Levels of measurement:
- Nominal: categorized using names, labels, or qualities.
- Ordinal: can be arranged in order or ranked.
- Interval: can be ordered and meaningful differences between entries can be calculated.
- Ratio: similar to interval, but there is a zero entry that is an inherent zero (implies none).

The mean of a data set is the sum of the data entries divided by the number of entries.
- Population mean: \[\mu = \frac{\sum x}{N}\]
- Sample mean: \[\bar{x} = \frac{\sum x}{n}\]
The median of a data set is the value that lies in the middle of the data when the data is in sorted order.
The mode of a data set is the data entry that occurs with the greatest frequency.
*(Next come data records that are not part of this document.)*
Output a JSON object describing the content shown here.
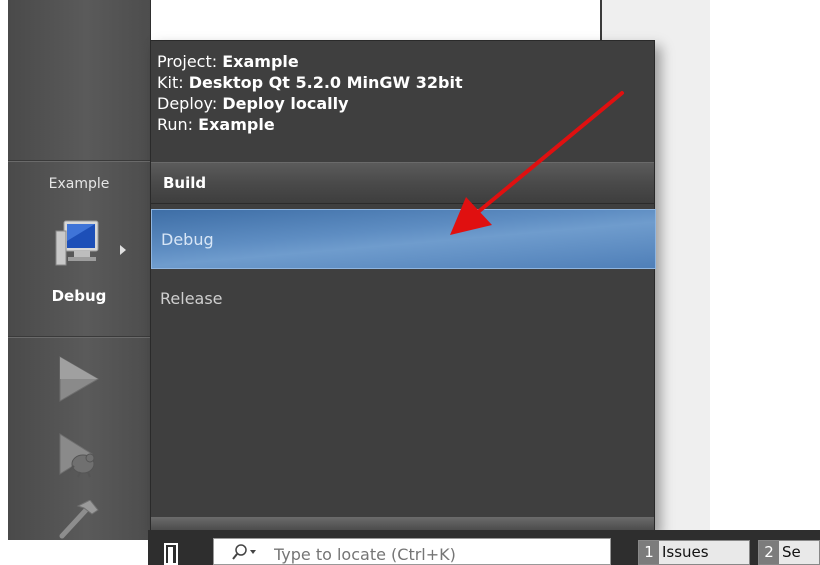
{
  "project_info": {
    "project_label": "Project:",
    "project_value": "Example",
    "kit_label": "Kit:",
    "kit_value": "Desktop Qt 5.2.0 MinGW 32bit",
    "deploy_label": "Deploy:",
    "deploy_value": "Deploy locally",
    "run_label": "Run:",
    "run_value": "Example"
  },
  "build": {
    "header": "Build",
    "options": [
      "Debug",
      "Release"
    ],
    "selected": "Debug"
  },
  "sidebar": {
    "project_name": "Example",
    "build_mode": "Debug",
    "icons": [
      "computer-monitor-icon",
      "run-icon",
      "debug-run-icon",
      "build-hammer-icon"
    ]
  },
  "statusbar": {
    "locate_placeholder": "Type to locate (Ctrl+K)",
    "tabs": [
      {
        "num": "1",
        "label": "Issues"
      },
      {
        "num": "2",
        "label": "Se"
      }
    ]
  },
  "colors": {
    "selection": "#5e8dc2",
    "arrow": "#e01010",
    "popup_bg": "#3f3f3f"
  }
}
An outlier is a data entry that is far removed from the other entries in the data set.
A weighted mean is the mean of a data set whose entries have varying weights. A weighted mean is given by: \[\bar{x} = \frac{\sum x \cdot w}{\sum w}\] where \(w\) is the weight of each entry \(x\).

The range of a data set is the difference between the maximum and minimum data entries in the set.
The deviation of an entry \(x\) in a population data set is the difference between the entry and the mean \(\mu\) of the data set. \[\text{Deviation of x} = x - \mu\]
The population variance of a population data set of \(N\) entries is \[\text{Population variance} = \sigma^2 = \frac{\sum (x - \mu)^2}{N}\] where the symbol \(\sigma\) is a lowercase Greek letter Sigma.

The population standard deviation of a population data set of \(N\) entries is the square root of the population variance \[\sigma = \sqrt{\sigma^2} = \sqrt{\frac{\sum (x - \mu)^2}{N}}\]

1. Find the mean of the population data set.	\(\mu = \frac{\sum x}{N}\)
2. Find the devation of each entry.	\(x - \mu\)
3. Square each deviation.	\((x - \mu)^2\)
4. Add to get the sum of squares	\(SS_x = \sum (x - \mu)^2\)
5. Divide by \(N\) to get the population variance.	\(\sigma^2 = \frac{\sum (x - \mu)^2}{N}\)
6. Find the square root of the variance to get
the population standard deviation.	\(\sigma = \sqrt{\frac{\sum (x - \mu)^2}{N}}\)

The sample variance and sample standard deviation of a sample data set of \(n\) entries are \[\text{Sample variance} = s^2 = \frac{\sum (x - \bar{x})^2}{n-1}\] \[\text{Sample standard deviation} = s = \sqrt{\frac{\sum (x - \bar{x})^2}{n-1}}\]